Given the ravine-ridden, densely forested terrain of the valley it happened to be the toughest part of the operation. But the area had to be taken under complete control without which the nexus between the terrorists operating in Pakistan and their sanctuaries in bordering areas of Afghanistan could not be broken.
During his day-long visit to the area the army chief acknowledged this exceptional achievement thanks to the courage and determination of men and their officers and profound sacrifices rendered by them. And, he also underscored the imperative of consolidating the gains made particularly by ensuring a hassle-free resettlement of the displaced people back in their areas.
If on their side of the border the Afghan authorities would be able to take a matching action against runaway terrorists it is anybody’s guess. But on the Pakistani side the army chief has called for undertaking a large-scale combing operation to seek out terrorists, their sleeper cells and facilitators outside the FATA and enhance the reach of the law-enforcement agencies.
Indeed the country’s military leadership is determined, both by the word of mouth and concrete action, to wipe out the menace of terrorism in all its forms and manifestations.
But the question whether or not its civilian counterpart in this field is equally determined has no easy answer. Consolidating the gains made by the forces, be it in Swat or Dir, has been never been the civilian authorities’ pride of performance.
In fact, the kind of administrative engineering needed to come up to the challenge of consolidating the gains made by the forces has not been up to the mark. For instance, even as fundamental issue as the merger of FATA with KP or as separate province remains undecided.
A kind of debate is of course there, but a decision on it is nowhere in sight.
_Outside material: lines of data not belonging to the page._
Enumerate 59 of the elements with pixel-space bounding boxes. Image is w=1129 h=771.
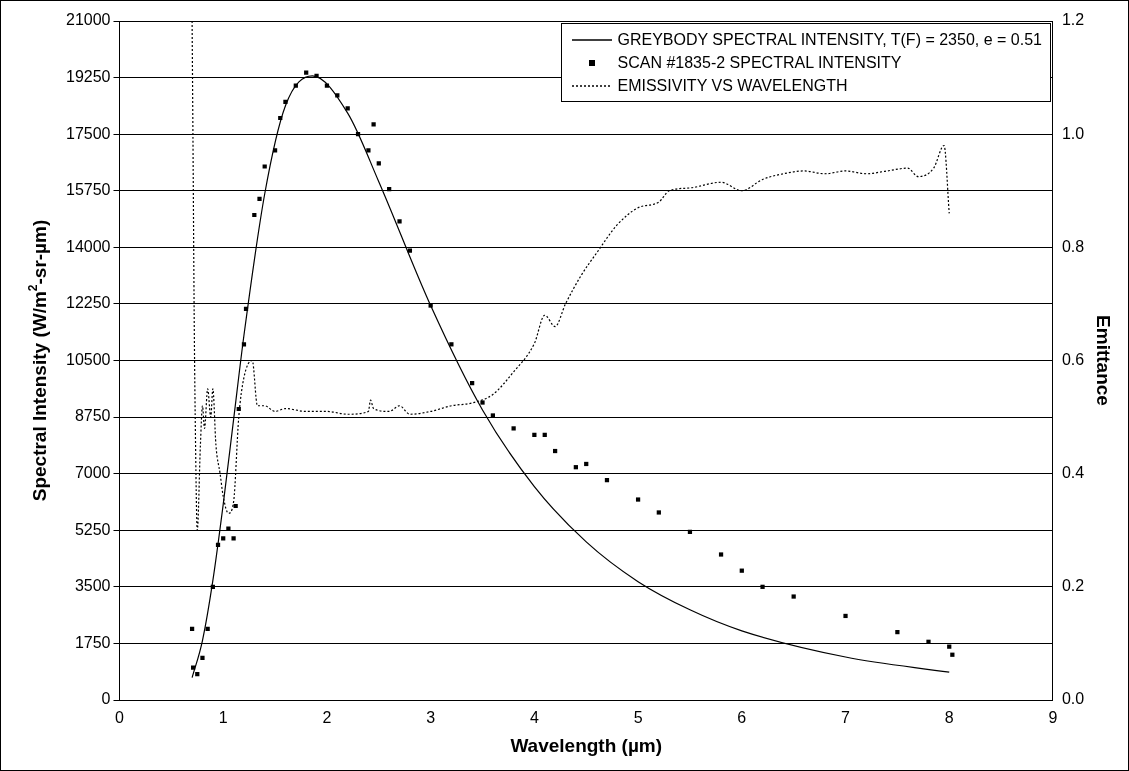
point (791, 594, 796, 599)
y-tick-label: 5250 (74, 520, 111, 538)
y2-tick-label: 0.2 (1061, 577, 1085, 595)
y2-tick-label: 0.8 (1061, 237, 1085, 255)
x-tick-label: 1 (218, 709, 228, 727)
x-tick-label: 0 (115, 709, 125, 727)
y-tick-label: 14000 (65, 237, 111, 255)
y-tick-label: 8750 (74, 407, 111, 425)
y2-tick-label: 1.0 (1061, 124, 1085, 142)
point (371, 122, 376, 127)
point (366, 148, 371, 153)
x-axis-title: Wavelength (µm) (510, 734, 663, 756)
x-tick-label: 2 (322, 709, 332, 727)
point (843, 613, 848, 619)
legend-label: EMISSIVITY VS WAVELENGTH (617, 76, 848, 96)
x-tick-label: 3 (426, 709, 436, 727)
point (257, 196, 262, 201)
y2-tick-label: 0.6 (1061, 350, 1085, 368)
point (428, 303, 433, 308)
point (926, 639, 931, 644)
y-tick-label: 12250 (65, 294, 111, 312)
y-tick-label: 0 (101, 690, 111, 708)
y-axis-title: Spectral Intensity (W/m2-sr-µm) (26, 219, 51, 502)
x-tick-label: 4 (529, 709, 539, 727)
point (200, 655, 205, 661)
point (397, 219, 402, 224)
y2-axis-title: Emittance (1093, 315, 1115, 406)
x-tick-label: 5 (633, 709, 643, 727)
legend-label: GREYBODY SPECTRAL INTENSITY, T(F) = 2350, e = 0.51 (617, 30, 1042, 50)
point (480, 400, 485, 405)
y2-tick-label: 0.4 (1061, 464, 1085, 482)
y2-tick-label: 0.0 (1061, 690, 1085, 708)
x-tick-label: 9 (1048, 709, 1058, 727)
legend-label: SCAN #1835-2 SPECTRAL INTENSITY (617, 53, 902, 73)
point (895, 629, 900, 635)
point (656, 510, 661, 515)
y2-tick-label: 1.2 (1061, 11, 1085, 29)
y-tick-label: 21000 (65, 11, 111, 29)
point (226, 526, 231, 531)
point (760, 584, 765, 589)
point (262, 164, 267, 169)
point (407, 248, 413, 253)
y-tick-label: 10500 (65, 350, 111, 368)
point (283, 99, 288, 104)
y-tick-label: 17500 (65, 124, 111, 142)
x-tick-label: 7 (841, 709, 851, 727)
y-tick-label: 3500 (74, 577, 111, 595)
y-tick-label: 1750 (74, 633, 111, 651)
y-tick-label: 7000 (74, 464, 111, 482)
x-tick-label: 8 (944, 709, 954, 727)
point (511, 426, 516, 431)
y-tick-label: 15750 (65, 181, 111, 199)
y-tick-label: 19250 (65, 67, 111, 85)
x-tick-label: 6 (737, 709, 747, 727)
point (490, 413, 495, 418)
point (635, 497, 641, 502)
point (449, 342, 454, 347)
point (718, 552, 724, 557)
point (231, 536, 236, 541)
Admitted, it is not that easy to decide to go for one or the other, but the issue is not of the recent origin.
In its present form the governance of seven tribal agencies, called FATA, is a strange constitutional anomaly or something that deviates from what is standard, normal or expected.
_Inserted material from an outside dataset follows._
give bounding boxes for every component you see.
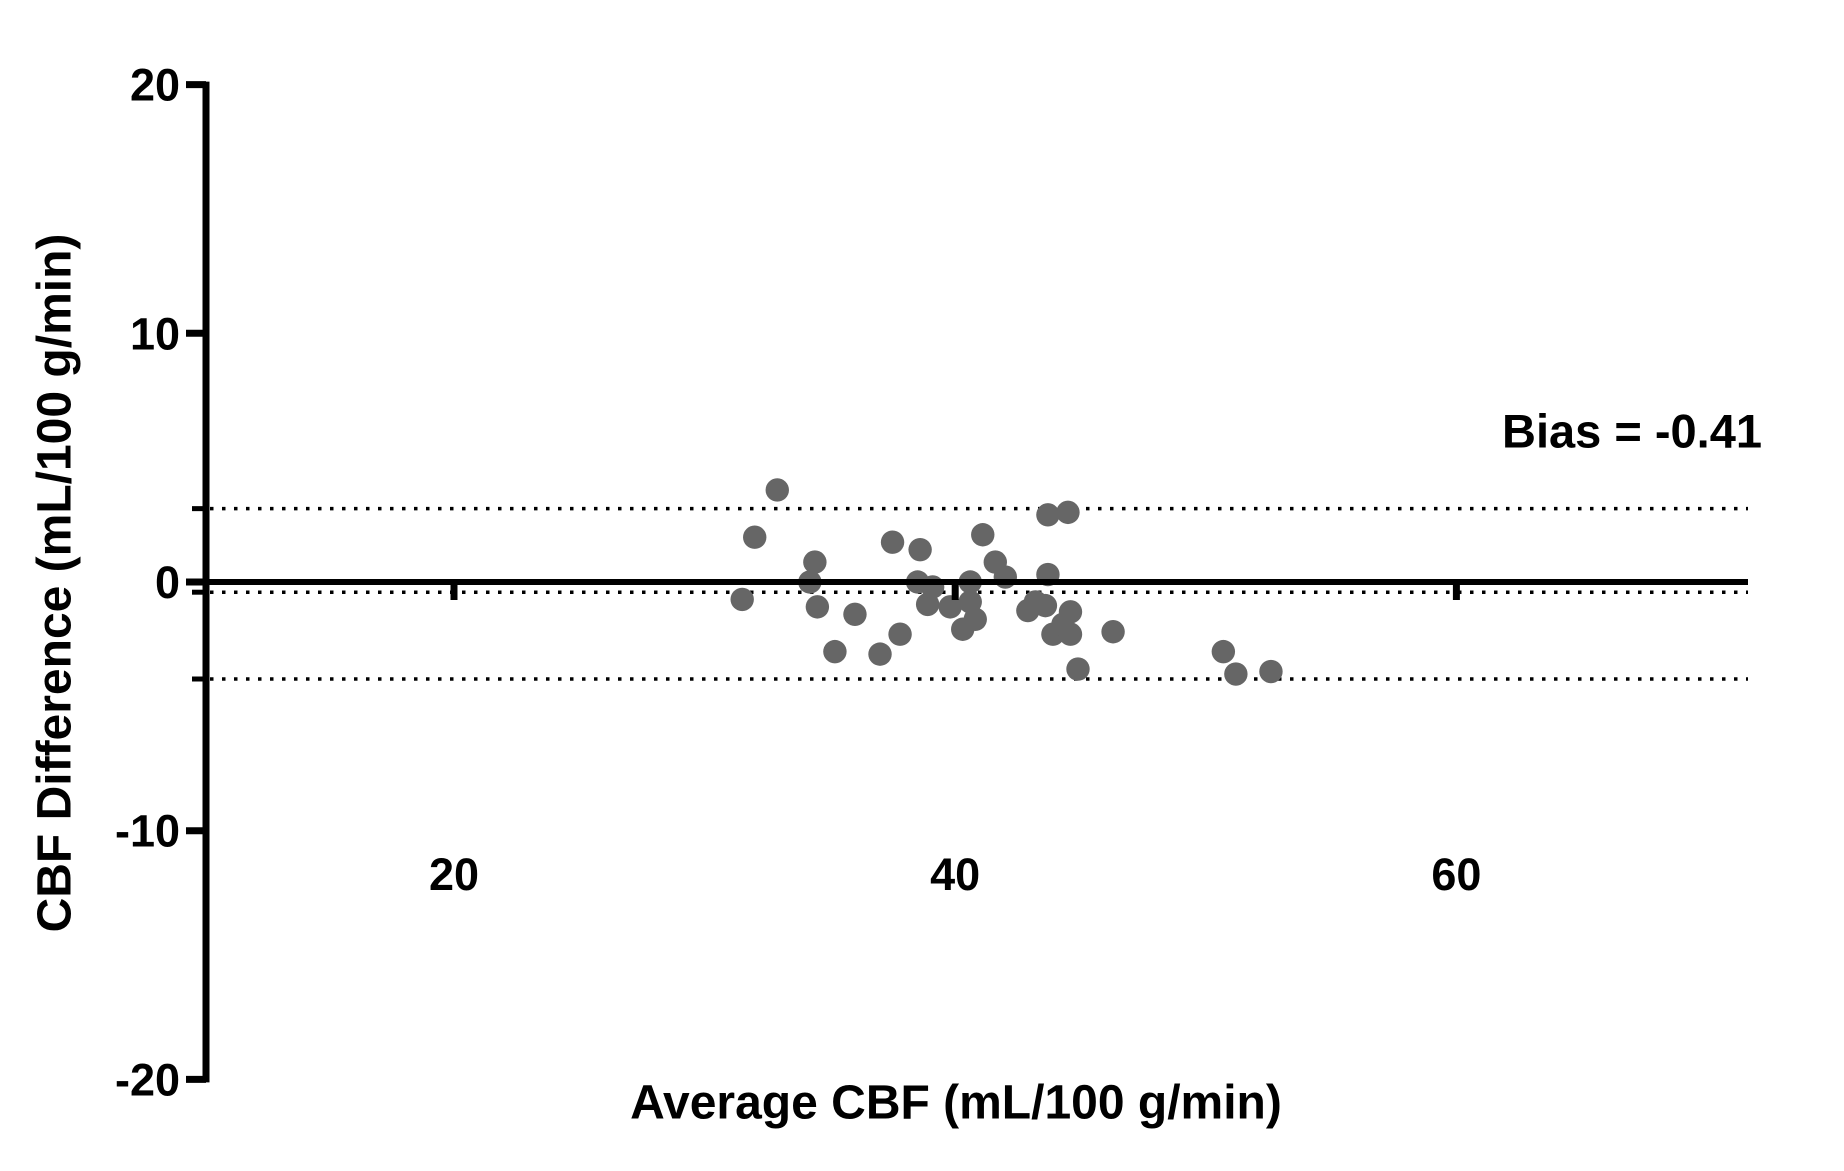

Its chief executive is the President of Pakistan who acts through its appointed governor. But the administrative wherewithal is provided by the government in Peshawar.
The FATA is represented in both the houses of national parliament, but the FATA legislators cannot initiate any legislation pertaining to their areas. Then, its judicial setup and law-enforcement are as antiquated and obsolete as the colonial times.
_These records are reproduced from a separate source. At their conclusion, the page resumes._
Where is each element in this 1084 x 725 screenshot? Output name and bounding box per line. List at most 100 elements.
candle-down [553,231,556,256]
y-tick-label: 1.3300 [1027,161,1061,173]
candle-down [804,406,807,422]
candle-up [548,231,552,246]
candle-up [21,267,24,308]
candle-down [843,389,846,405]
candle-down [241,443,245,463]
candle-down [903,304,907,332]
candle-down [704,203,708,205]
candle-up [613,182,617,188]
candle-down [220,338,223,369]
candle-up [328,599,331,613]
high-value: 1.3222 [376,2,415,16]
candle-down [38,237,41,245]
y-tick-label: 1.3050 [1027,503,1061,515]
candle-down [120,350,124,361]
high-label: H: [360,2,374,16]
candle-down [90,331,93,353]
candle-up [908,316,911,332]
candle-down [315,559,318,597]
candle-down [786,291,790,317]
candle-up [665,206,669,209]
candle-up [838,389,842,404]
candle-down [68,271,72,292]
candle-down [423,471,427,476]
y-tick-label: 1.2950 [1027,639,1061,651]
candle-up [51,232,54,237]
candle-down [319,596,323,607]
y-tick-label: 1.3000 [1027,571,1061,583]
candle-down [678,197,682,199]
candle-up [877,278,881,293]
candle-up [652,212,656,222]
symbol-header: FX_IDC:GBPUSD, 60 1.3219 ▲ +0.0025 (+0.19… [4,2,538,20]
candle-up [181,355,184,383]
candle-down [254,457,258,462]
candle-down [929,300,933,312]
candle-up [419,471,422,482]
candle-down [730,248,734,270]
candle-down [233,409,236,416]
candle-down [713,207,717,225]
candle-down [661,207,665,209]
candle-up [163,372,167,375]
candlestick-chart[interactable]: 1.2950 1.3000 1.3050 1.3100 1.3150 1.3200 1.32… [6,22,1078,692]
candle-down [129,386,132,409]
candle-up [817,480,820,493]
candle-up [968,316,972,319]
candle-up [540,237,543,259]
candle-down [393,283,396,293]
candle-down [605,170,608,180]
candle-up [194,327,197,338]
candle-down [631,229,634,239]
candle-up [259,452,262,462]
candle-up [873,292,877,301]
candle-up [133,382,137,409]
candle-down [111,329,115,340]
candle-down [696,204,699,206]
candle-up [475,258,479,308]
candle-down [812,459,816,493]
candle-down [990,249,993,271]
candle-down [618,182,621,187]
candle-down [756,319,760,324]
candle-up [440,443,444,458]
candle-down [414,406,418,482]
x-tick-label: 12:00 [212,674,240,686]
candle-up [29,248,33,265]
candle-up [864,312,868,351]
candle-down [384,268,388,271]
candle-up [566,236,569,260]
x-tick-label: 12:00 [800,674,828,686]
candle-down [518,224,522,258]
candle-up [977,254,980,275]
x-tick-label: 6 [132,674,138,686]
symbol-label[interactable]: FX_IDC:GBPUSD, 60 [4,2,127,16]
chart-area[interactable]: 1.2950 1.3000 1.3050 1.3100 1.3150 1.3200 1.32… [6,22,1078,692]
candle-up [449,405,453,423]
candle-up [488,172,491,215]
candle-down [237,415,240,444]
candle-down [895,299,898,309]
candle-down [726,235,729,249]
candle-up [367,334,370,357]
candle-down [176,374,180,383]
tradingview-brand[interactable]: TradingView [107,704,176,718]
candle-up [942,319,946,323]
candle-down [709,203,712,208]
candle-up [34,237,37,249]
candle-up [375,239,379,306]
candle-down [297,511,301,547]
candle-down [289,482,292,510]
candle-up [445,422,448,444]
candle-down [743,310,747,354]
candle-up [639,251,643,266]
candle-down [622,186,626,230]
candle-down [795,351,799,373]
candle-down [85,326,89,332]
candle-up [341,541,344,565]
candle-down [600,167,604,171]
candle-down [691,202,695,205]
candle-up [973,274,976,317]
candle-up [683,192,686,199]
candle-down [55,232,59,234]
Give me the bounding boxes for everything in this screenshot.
Perhaps, but for the recent spurt in debate about the merger or otherwise status for FATA the future of millions of Pakistani tribesmen would have remained as bleak as their past and present. We don’t know what the five-member commission set up to find out what the tribesmen think of their administrative future has achieved so far.
But we do think that in this case time is of essence – a timely decision on the status of FATA would greatly help consolidate the gains the armed forces have been in the area at so high a cost. Shawal has been retaken but what about its administration – that is the key question now.